Really the best way to deal with garments like this is to use a rubber silicone pad cut to raise the exact area/size of the design you are applying. This way only the area you are applying the design to gets exposed to the heat.

Many vendors sell that material for raising areas when heat pressing.


----------



## laz0924 (Jun 25, 2009)

Vapor apparel sells a foam kit for that problem also pressure is to be very light on Poly fabrics.


----------



## D.Evo. (Mar 31, 2006)

Have you tried reducing pressure?


----------



## uncletee (Feb 25, 2007)

foam works, also low pressure, make sure to use pro spray so when you open press paper dosen't shift. good luck uncletee.


----------



## idonaldson (Sep 29, 2008)

Lowere pressure but more important cover the garment


----------



## Youngcress (Jan 27, 2012)

i dont have a digital pressure setting, how to set pressure to low and how exactly do i cover the garment =, with silicone? teflon? would another t-shirt on top of the mositure wick shirt help to not leave the press marks?


----------



## D.Evo. (Mar 31, 2006)

Could you post a picture of your press - might help to figure out how to adjust the pressure. 

Usually the t-shirt gets covered with butcher's paper or teflon.


----------



## krazyboutemb (Nov 22, 2011)

I too are having similar problems with some bags I am doing.
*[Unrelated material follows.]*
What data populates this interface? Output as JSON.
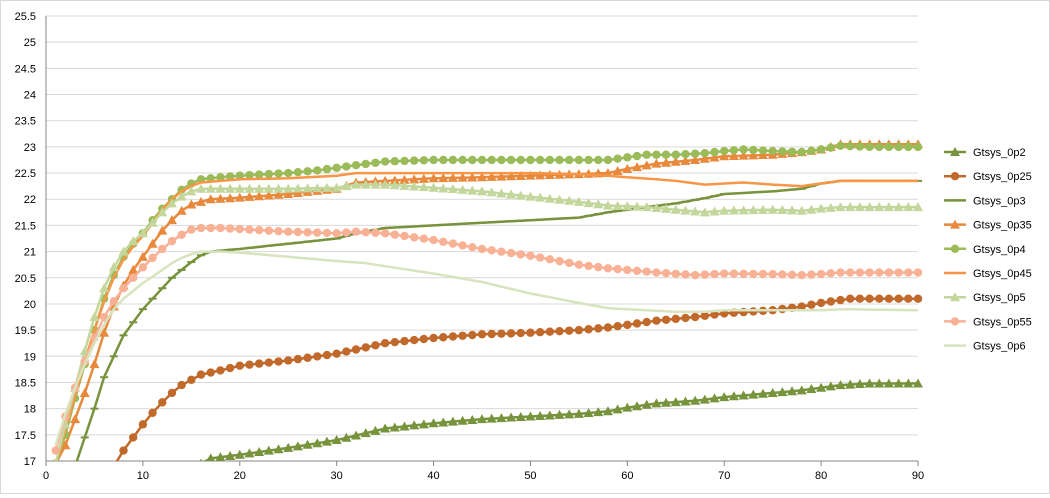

Want the pad leave marks too?


----------



## shebiker (Jul 18, 2011)

Without me starting a new post, my issue is not based on the material but how do I remove the impression that was left on the back of my shirts? Obviously, the pressure was too high but I didn't notice it until after all my shirts were done. 

Yes, I'm a newbie to doing heat press on my own shirts.

HELP!!!!


----------



## railstud (May 3, 2010)

I just did a heat press on a white shirt. I mirrored the imagepressed for 25 sec and the design came out good but left a black boarded around the 8.5 by 11 paper... is that also what happened to you? I need advice too


----------



## shebiker (Jul 18, 2011)

Hi Railstud:

I was affixing rhinestone hotfix transfers onto my tank tops. Only used the teflon sheet between the top of the shirt and the heat element. I didn't even think to put something in between the shirt since I've never used rhinestones before. 

Now, I need to figure out how to save the 100+ shirts I did before next week's show.


----------



## laz0924 (Jun 25, 2009)

Press the rest of the shirt


----------



## shebiker (Jul 18, 2011)

Thanks Laz0924!

When I got home, I readjusted the pressure, sprayed water on the imprint marking, placed the teflon sheet on top then pressed for 15 secs. That did the trick. Guess I'll be busy this weekend again. @[email protected]

I made sure that the front of the shirt didn't get pressed.

It's a good thing I noticed the print before sending them off to 2 customers today.


----------



## laz0924 (Jun 25, 2009)

I personally don't like to use teflon when pressing designs it leaves a shiny image, parchment paper leaves a matte finish. Imprintables/Stahl's has a paper type sheet that also works well.


----------



## shebiker (Jul 18, 2011)

Thanks for the tip. I'm new to using heat press. 

Soon, I'll be getting into vinyl cutting, rhinestone templating and sublimation.


----------